23 years old, working in investment analytics in London. I’ve been playing quidditch for just under 6 years, the first four with Warwick QC at university where we won two British Quidditch Cup silver medals and completed the set of medals at regionals (that’s better than three golds right?!). I then went on to help start up London QC in 2018 where we won the British Quidditch Cup in our first season. I was captain of Warwick in my second year and have been coach every team I’ve been a part of since!

I’ve been lucky enough to spent most of my summers at international tournaments with Team UK and have won a World Cup bronze medal in Frankfurt in 2016 as well as gold and bronze at the European Games in 2017 and 2019.

I’ve also played for the last three years in the QPL, winning back to back gold medals with the West Midlands Revolution and London Monarchs in 2017 and 2018, and got silver in 2019 with the Monarchs.

-How did you start playing quidditch?

In the summer before starting university, I was at the pub with a group of friends. One of them had recently read that quidditch was actually a real sport and we all agreed (under influence of alcohol) to go to the try-outs at our universities. So, in my second week at university, I went along to a training and loved it. It was so fun to learn about a completely new sport with so much scope for new ideas

-What does your social environment think about quidditch?

My friends from home all thought it was great (although of course a little niche), however I later learnt that none of them had ended up giving it a try as promised themselves! At university it was a similar story, and I even managed to drag my friend Ben [Malpass] along in my second year (I like to think he enjoyed it!). More generally, the rule I tend to go by is that if someone doesn’t accept you because of something you enjoy then they probably aren’t worth caring about in the first place.

-How did work-life affect quidditch?

Work life makes you value time off much more highly than as a student. It becomes the priority, where previously quidditch got lots of attention. So naturally, you train a bit less and focus more on tactical ideas and maintaining your skills. Keeping in shape is easy enough if you can keep getting to the gym as a part of your routine, but sadly it’s close to impossible to spent as much time and effort playing quidditch.

-England is where football is born, and without doubt it’s one of the most popular sports, can you compare the football and quidditch about their social structures?

As sports, they are worlds apart and require vastly different skill sets. Though this didn’t stop me trying to play quidditch like football by playing a possession game for 3 years!

For me the social sides are also far apart. Where socialising with my football team was primarily heavy drinking and often involved mocking one another, quidditch was… well it was the same. But the people I played with were some of the kindest and most accepting people I’ve met and that’s what made it so great for me.

-You have friends from Turkey also, you have visited Ankara. What do you think about quidditch in Turkey and the players?

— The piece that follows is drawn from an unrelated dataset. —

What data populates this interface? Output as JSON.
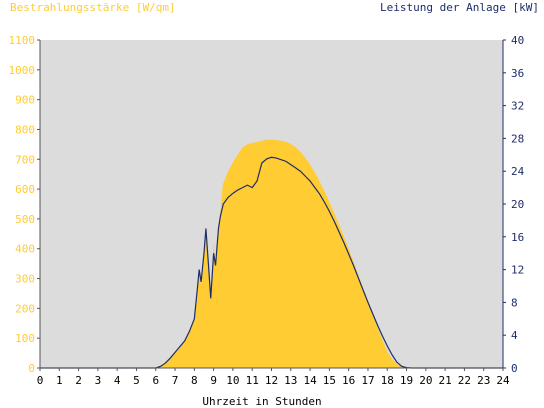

Until last summer, my only experiences of Turkish Quidditch were in a playing sense at EQC, EG and World Cup. I enjoyed playing against these teams because of their aggression, determination and most importantly organisation. I’d played aggressive teams in the UK, but nothing compared to the orchestrated aggression that was displayed by the Unicorns when they destroyed Warwick at my second EQC. Luckily I got some revenge the European Games that summer, but it very much opened my eyes to a different way to play the game.

My favourite thing about Turkish Quidditch having now spent some time at TQK is the “generational” team structure. It was the first time I’d heard a player talk about it being their time to step aside so that the younger players could have more minutes and the spotlight. Most of elite European Quidditch is built around a group of elite players, who have been around for years. Meanwhile, although they have always had star players, Unicorns (and to some extent Hippogriffs) have been at the top level each year but relying on a different group to get there.

-Are there any social differences among Turkish and English teams as far as you observed?

Socially, things were far more similar that I expected. Turkish Quidditch benefits in a way from having fewer teams, as this means that there is a slightly more close-knit feel to the tournaments. Though this is also helped by the fact that high level Turkish players are often volunteering and refereeing when not playing, while their English counterparts tend to treat game breaks as just that and find somewhere to relax.

-What’s the best part of quidditch for you?

Winning.  And also, the people I play with. But mostly winning.

Honestly, I could write an essay about the kind and accepting community that you find in quidditch. But the thing that keeps me hooked is the fact that the top is so close. Competing at an international level will (sadly) never happen for me in football, but the rush of playing teams from around the world and winning is a feeling that you just can’t get elsewhere.

-What do the competitive and social sides of the tournaments like EQC and WC mean to you?

Primarily, the socials are a great way to celebrate (or forget about) the result of a tournament! But getting to know people from other international teams is one of the most special parts of the sport for me. I have friends from across Europe that I would just not have had otherwise and the bonds and relationships you can maintain through these events is really unique to quidditch.